Bonacic has become popular for bringing grants to county projects, Sager concedes, but at what cost?
“He’s helped build a lot of nice sidewalks in Sullivan County,” Sager said.
“But he’s purely pork barrel,” he continued, pointing to Bonacic’s lack of sponsored bills and substantial salary.
“We have to get away from politicians and back to public service,” Sager added. “I want to leave a legacy for my boys, and not a legacy of wealth. I want them to see your dad is courageous and he gave you a good moral compass.
“I’m not here to get rich. I’m here to put my best foot forward, to shake things up, to make a better New York.”

Bonacic eager to keep working

By Dan Hust
SULLIVAN COUNTY — NYS Senator John Bonacic recognizes Albany has not necessarily made Sullivan County’s plight better.
“There is pain out there in my district,” he acknowledges. “And when my constituents are in pain, I’m in pain.”
But Bonacic does not consider himself part of the problem, instead blaming the state’s woes – and what he says were the largest tax hikes in New York’s history – on the Democrats currently in charge.
“We want to get the Senate back for the Republicans,” the 11-term Republican senator explains, “so that there’s checks and balances.”
The lifelong politician and attorney is in a fierce battle with Democratic Sullivan County Legislator David Sager to represent the 42nd Senate District, which encompasses all of Sullivan and Delaware counties, most of Ulster, and the westernmost sections of Orange County, including the cities of Middletown and Port Jervis.
At 68, his fervor for the job has not dimmed from when he first entered state politics 20 years ago.
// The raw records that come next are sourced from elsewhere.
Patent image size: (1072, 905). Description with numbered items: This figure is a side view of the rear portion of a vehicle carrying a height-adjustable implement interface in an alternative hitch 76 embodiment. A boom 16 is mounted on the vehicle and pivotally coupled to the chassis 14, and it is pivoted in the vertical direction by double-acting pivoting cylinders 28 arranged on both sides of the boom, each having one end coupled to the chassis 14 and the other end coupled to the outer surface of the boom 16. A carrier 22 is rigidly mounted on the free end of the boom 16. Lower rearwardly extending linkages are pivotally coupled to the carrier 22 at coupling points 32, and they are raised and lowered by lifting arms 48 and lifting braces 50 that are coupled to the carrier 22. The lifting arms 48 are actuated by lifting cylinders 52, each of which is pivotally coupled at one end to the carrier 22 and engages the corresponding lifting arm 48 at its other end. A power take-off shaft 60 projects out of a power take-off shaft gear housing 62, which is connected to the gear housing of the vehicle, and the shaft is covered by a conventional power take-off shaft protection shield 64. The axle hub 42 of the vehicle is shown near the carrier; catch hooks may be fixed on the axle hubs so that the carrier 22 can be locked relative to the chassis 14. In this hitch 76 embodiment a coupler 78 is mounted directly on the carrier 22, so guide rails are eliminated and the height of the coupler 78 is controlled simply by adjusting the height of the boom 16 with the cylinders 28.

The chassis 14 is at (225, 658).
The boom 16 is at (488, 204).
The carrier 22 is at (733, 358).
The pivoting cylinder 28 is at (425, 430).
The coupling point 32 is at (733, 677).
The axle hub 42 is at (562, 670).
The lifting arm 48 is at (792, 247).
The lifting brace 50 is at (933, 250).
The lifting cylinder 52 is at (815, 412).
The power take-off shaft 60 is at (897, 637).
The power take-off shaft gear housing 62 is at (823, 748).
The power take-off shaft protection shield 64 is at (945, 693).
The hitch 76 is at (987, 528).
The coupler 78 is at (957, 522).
The job, however, has only gotten more demanding.
“These are the worst economic times I’ve seen in my entire life,” Bonacic admits.
Sullivan County has been hit particularly hard, and Bonacic wants to ease that suffering through property tax reform.
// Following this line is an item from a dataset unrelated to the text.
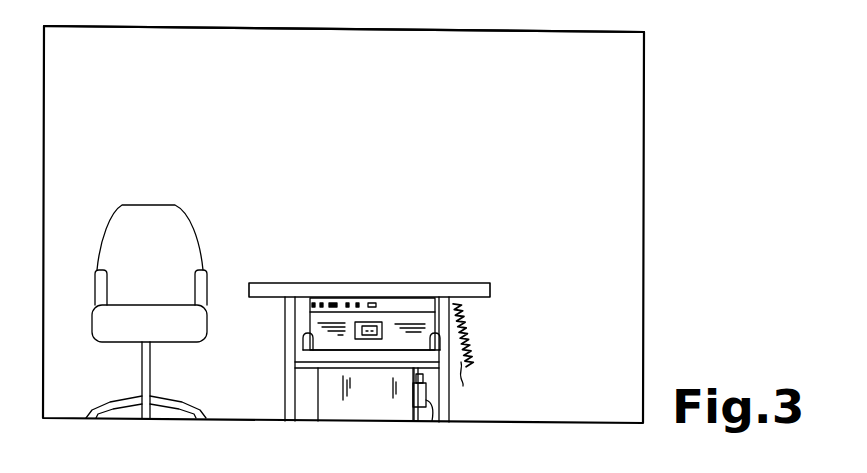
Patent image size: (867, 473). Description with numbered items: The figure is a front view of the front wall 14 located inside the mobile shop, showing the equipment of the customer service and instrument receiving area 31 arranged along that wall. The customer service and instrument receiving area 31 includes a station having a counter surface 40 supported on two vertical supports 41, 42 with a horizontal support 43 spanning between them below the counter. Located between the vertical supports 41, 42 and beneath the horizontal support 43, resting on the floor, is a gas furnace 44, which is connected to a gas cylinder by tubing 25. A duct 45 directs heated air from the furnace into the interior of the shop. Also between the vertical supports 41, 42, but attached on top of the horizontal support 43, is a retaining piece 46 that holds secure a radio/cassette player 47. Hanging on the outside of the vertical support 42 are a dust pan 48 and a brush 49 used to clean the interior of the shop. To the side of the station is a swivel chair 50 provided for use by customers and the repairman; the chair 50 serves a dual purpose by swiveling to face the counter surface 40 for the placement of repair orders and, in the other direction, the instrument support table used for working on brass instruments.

“When we were in the majority in the Senate, we passed it three times,” he recalls. “But we couldn’t move it in the Assembly. [Assembly Speaker] Shelly Silver doesn’t want it.”
Bonacic says he’ll try again, along with pushing for stricter rules with tax-exempt properties, which he says unfairly shift the tax burden.
“The other thing is jobs,” he says.
To the senator’s thinking, that means employee tax credits, a lightened regulatory burden, and basically getting out of the way of business, especially small business.
“The government can never bring the U.S. back into prosperity,” he remarks.
That said, Bonacic’s proud of his bipartisan record in state government, insisting he does not approach the job with a personal agenda.
He says he has Republicans, Democrats and Independence party members all on his staff, telling them they’re free to do what they wish on their own time so long as they’re loyal to him when on the clock.
His opponent has accused some of his staff of unduly interfering in Sager’s campaign efforts, but Bonacic reiterates that he doesn’t tell his crew what to do during off-hours.
“This Sager always shoots from the hip and can’t prove anything he says,” the senator charges.
Bonacic’s equally dismissive of Sager’s ethics reform platform, charging in campaign literature that Sager’s no model himself.
“The guy has an angry temperament that can explode anytime,” he adds.
Bonacic agrees with Sager that people want an ethically honest representative, but he says he’s the right choice.
“It goes to the essence of who we are,” the senator explains. “We’re different in temperament and how we’ve lived our lives.”
That difference is no more evident than with gas drilling, which Bonacic supports – though he claims to want the same high standards Sager is demanding.
“We cannot rush into drilling,” he states. “Nothing is worth sacrificing the safety and quality of our water. If gas drilling occurs, it needs to be on our terms and done right.”